Cast, count it down, then start your retrieve. Pause for at least 10 seconds and start retrieving again. When the slightly buoyant Crease Fly is fished on a sinking line, your pause allows the fly to rise like a wounded shad. With the new rig, I hooked three monstrous fish on five casts, landing one. The smaller fish were feeding on top, working the bait boils. The larger ones, “seis kilos” according to my guide Pedro, waited below for the sinking, injured, struggling baitfish.

CALCASIEU PIG BOAT WITH
DENTAL DAM TRAILER
CALCASIEU PIG BOAT WITH DENTAL DAM TRAILER

Today, bass flies even work like what we used to call “plugs”: Blane Chocklett’s Game Changer swims like the legendary Rapala crankbait. Game Changers have a lifelike undulating, wiggling action that is the key to getting educated fish to take an artificial. Google “Game Changer” and watch the amazing action of this fly on the YouTube video. The Game Changer is tied on Fish-Skull Articulated Fish-Spine segments from the Flymen Fishing Company. It also has tightly palmered UV White Minnow Body Wrap, trimmed to mimic the shape of a baitfish, and colored with Pantone pens after the addition of large plastic eyes.

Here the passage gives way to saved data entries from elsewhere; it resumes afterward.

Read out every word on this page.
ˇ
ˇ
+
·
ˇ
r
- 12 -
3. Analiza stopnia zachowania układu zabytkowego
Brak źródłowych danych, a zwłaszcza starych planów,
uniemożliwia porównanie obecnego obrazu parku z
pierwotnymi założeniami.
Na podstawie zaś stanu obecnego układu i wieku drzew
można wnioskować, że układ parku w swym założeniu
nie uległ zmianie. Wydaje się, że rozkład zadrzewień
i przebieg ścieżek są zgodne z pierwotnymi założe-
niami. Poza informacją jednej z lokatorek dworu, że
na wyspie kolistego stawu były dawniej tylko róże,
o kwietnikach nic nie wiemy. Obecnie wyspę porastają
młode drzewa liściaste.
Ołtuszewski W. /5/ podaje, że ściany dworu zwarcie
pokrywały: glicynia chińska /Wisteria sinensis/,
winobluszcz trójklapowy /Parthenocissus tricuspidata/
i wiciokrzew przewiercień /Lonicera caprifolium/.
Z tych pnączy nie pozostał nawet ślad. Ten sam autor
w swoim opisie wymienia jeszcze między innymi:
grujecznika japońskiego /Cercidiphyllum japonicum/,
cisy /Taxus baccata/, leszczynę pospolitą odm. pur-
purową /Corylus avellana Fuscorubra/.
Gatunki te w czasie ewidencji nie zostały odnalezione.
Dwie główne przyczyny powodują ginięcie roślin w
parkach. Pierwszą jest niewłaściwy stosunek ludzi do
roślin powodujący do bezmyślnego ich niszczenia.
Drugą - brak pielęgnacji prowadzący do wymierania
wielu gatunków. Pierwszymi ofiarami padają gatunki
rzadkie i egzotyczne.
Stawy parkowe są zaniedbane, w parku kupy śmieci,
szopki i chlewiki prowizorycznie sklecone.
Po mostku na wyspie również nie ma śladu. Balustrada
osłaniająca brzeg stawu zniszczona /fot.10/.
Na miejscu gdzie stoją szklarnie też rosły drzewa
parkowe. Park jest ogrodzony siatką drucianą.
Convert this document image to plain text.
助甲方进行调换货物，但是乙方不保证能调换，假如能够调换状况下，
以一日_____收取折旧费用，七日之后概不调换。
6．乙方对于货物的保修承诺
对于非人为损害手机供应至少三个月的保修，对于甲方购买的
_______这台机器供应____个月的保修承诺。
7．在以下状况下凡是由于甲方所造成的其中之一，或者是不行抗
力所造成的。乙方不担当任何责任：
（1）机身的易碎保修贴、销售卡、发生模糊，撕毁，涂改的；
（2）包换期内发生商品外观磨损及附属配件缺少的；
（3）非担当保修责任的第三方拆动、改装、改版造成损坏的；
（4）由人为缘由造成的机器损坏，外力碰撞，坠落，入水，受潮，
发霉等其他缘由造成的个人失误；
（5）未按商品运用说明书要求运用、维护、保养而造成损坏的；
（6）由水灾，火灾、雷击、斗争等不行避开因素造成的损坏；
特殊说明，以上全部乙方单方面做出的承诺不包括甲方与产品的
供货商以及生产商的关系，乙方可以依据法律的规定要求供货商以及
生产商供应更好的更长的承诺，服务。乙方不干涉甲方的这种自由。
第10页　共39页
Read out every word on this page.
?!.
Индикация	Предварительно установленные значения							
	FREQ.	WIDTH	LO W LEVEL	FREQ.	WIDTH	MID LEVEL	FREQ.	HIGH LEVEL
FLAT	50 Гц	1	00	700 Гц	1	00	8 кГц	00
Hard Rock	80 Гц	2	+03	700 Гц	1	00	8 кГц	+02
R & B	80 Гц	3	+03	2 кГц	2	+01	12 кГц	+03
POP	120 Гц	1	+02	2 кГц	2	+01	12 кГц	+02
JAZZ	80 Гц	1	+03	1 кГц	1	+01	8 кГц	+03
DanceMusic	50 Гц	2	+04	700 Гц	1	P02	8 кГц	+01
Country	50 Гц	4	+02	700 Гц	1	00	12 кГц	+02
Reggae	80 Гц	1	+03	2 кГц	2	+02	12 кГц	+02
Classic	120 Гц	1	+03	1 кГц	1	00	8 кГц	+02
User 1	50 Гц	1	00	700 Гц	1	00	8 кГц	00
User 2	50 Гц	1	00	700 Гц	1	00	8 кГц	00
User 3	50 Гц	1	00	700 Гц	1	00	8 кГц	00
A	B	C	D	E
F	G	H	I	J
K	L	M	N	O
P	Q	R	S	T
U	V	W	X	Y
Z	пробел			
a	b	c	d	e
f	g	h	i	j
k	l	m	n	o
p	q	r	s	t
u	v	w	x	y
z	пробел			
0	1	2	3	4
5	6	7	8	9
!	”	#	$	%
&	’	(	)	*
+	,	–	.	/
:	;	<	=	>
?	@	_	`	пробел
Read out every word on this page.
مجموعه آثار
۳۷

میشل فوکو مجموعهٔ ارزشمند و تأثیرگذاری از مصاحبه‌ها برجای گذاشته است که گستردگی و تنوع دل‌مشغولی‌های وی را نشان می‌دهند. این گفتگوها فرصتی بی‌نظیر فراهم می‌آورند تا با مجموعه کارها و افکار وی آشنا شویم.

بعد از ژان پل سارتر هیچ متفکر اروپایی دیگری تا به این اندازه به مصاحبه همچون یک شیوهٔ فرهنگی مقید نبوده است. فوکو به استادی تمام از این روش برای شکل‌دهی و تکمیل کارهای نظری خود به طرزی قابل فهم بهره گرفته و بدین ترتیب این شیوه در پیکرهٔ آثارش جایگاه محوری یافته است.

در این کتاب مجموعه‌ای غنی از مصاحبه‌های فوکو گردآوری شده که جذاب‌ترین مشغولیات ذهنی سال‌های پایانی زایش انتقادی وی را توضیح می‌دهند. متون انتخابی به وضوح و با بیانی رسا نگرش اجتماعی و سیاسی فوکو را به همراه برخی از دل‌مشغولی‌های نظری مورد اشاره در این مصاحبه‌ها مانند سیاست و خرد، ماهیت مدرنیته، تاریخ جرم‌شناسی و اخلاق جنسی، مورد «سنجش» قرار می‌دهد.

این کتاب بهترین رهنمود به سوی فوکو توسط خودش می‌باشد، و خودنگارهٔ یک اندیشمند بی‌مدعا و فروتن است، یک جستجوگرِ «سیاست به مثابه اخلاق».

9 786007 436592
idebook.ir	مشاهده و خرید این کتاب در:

The role of ultraviolet light reflected from emerging insects as well as baitfish is getting a lot of attention. I attended a lecture by stillwater guru Denny Rickards at the January Sacramento International Sportsmen’s Exposition and talked with him at length afterward about the effects of ultraviolet light in flies. He told of a new product, Spectrum Response U/V Spray, that reflects UV light when sprayed on fur and feathers. I bought a bottle.

We’ve come a long way from fur, feathers, cork, and silk thread, haven’t we? Why not tie a large Game Changer, trim and color it to look like a planted hatchery-reared rainbow trout, spray it with Spectrum Response, and go after that world-record bass.